THE DANCING BEAR by Frances Faviell

THE DANCING BEAR

By
Email this review

KIRKUS REVIEW

A portrait of Berlin. De Profunds. in the years 1946-1949 after its devastation by the Russians, is achieved through his personal memoir of the wife of a British officer stationed there and even more through her involvement with one family, the Altmanns. And it is just such a story as this which gives meaning to the dualistic character of the country, in which the spirit of Mein Kampf survives in both the Communist faction and in the Nazi revival- rather than any political argument. Frau Altmann, frail in strength but proud in spirit, reverences the Cross- not the Swastika- and belongs to a generation which no longer belongs.
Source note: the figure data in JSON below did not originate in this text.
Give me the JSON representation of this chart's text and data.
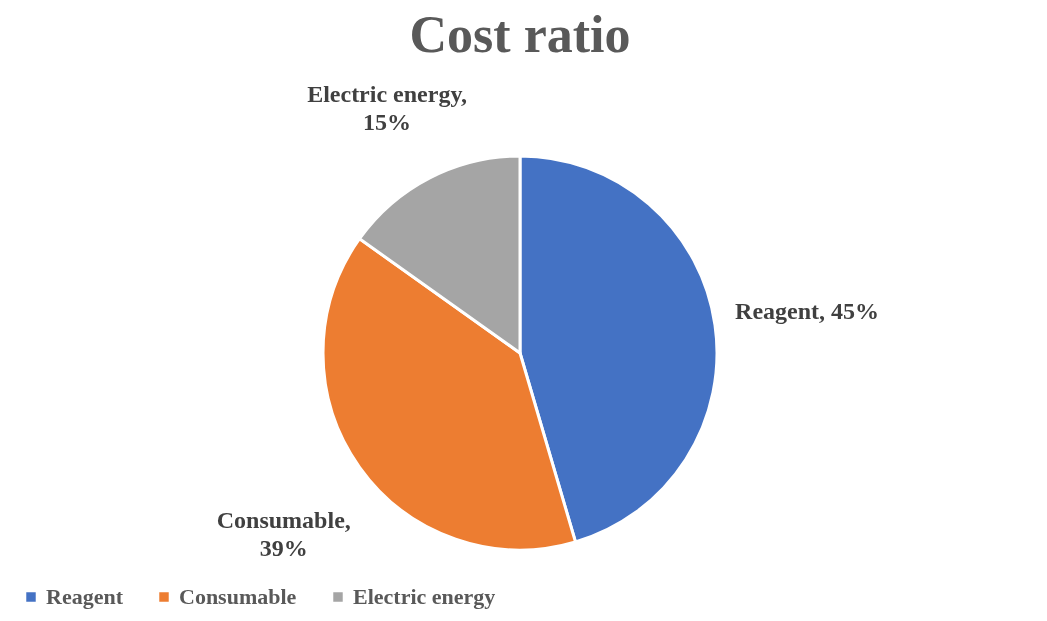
{
  "chart_data": {
    "type": "pie",
    "title": "Cost ratio",
    "categories": [
      "Reagent",
      "Consumable",
      "Electric energy"
    ],
    "values": [
      45,
      39,
      15
    ],
    "colors": [
      "#4472c4",
      "#ed7d31",
      "#a5a5a5"
    ],
    "value_labels": [
      "Reagent, 45%",
      "Consumable, 39%",
      "Electric energy, 15%"
    ],
    "legend": "bottom"
  }
}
Herr Altmann dies, but she also grieves over her children; Kurt- who is lost in Russia; Fritz- with his blackmarketing activities who disappears into the Eastern sector; Lilli, a dancer, whose loveliness is prostituted- then lost when she dies of an abortion and tuberculosis; Ursula, whose fraternizing leads to marriage with Joe- a G.I.- rather than Max, whom she loves, for the security and salvation it offers. But it is Max who calls the tune to which the bear dances- ""We Germans are not democrats... Just because we are defeated and occupied it does not mean that our whole natures can be changed to accept something wholly alien to us""... A tragic city by day, a which of revelry by night, cold, famine and sickness underline the destitution which is physical as well as spiritual, while the Altmanns, remembered with affection, lend a touch of tragedy to the documentary here.